“Our society is a glory-seeking, pride-oriented dynamic system, which influences each family to influence each newborn child to predicate his or her self-acceptance on where he or she lands in the self-glorification hierarchy.” We are taught to accept ourselves almost exclusively in terms of achievement or “success” as measured by money, prestige, power, sexual attractiveness or youth. Theodore Isaac Rubin, M.D. (1985), Reconciliations, p.3.

It is difficult to live in a society with our general cultural heritage and not be influenced by this perspective to some extent. But an over-focus on striving and pre-occupation with accomplishment coupled with a persistent denigration of whatever has been accomplished is a tell tale sign of perfectionism. Perfectionism literally tends to “run in families.”
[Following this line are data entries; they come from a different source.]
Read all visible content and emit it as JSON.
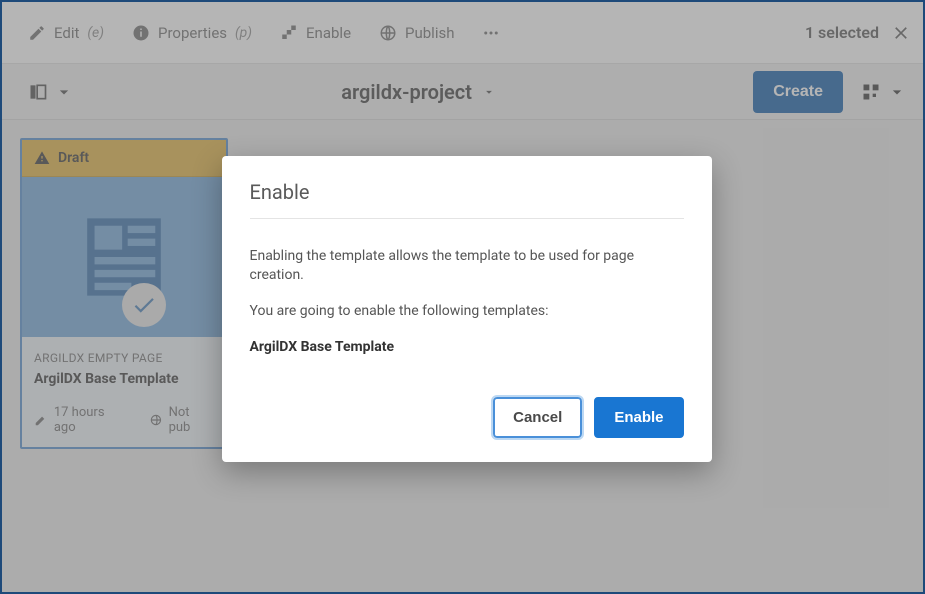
{
  "action_bar": {
    "items": [
      {
        "label": "Edit",
        "shortcut": "(e)"
      },
      {
        "label": "Properties",
        "shortcut": "(p)"
      },
      {
        "label": "Enable",
        "shortcut": ""
      },
      {
        "label": "Publish",
        "shortcut": ""
      }
    ],
    "selected_label": "1 selected"
  },
  "filter_bar": {
    "breadcrumb": "argildx-project",
    "create_label": "Create"
  },
  "card": {
    "status": "Draft",
    "type_label": "ARGILDX EMPTY PAGE",
    "title": "ArgilDX Base Template",
    "modified": "17 hours ago",
    "publish_state": "Not pub"
  },
  "dialog": {
    "title": "Enable",
    "line1": "Enabling the template allows the template to be used for page creation.",
    "line2": "You are going to enable the following templates:",
    "template_name": "ArgilDX Base Template",
    "cancel": "Cancel",
    "confirm": "Enable"
  }
}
The origins of perfectionism are usually found in childhood. The parental excess is the expectation that the child should be able to accomplish something that they are not yet developmentally capable of achieving. This is coupled by withholding acceptance until he or she can produce what is desired by the parent even though it is not possible to achieve at the time. The child responds with endless striving in an effort to comply with the parental imperative clinging to the belief that when they are able to accomplish what the parent desires they will receive the love and acceptance they desperately seek.  Even as the child accomplishes feat after feat, he or she begins to refocus on the next accomplishment. Eventually, they learn to devalue their accomplishments as soon as they achieve them and are “compulsively” driven to “earn” the elusive acceptance they have sought all of their lives. In essence, they are driven to “always do better” to escape their own self-reproach and the resurfacing of their self-hate. Although they often achieve a lot of external “success” their accomplishments are quickly devalued and replaced by more striving. There is little joy but many trophies in this type of accomplishment. Underneath, perfectionism is driven by raw fear. The fear that one is not enough, and will never be enough, to earn the genuine love and acceptance that seems to continually elude them.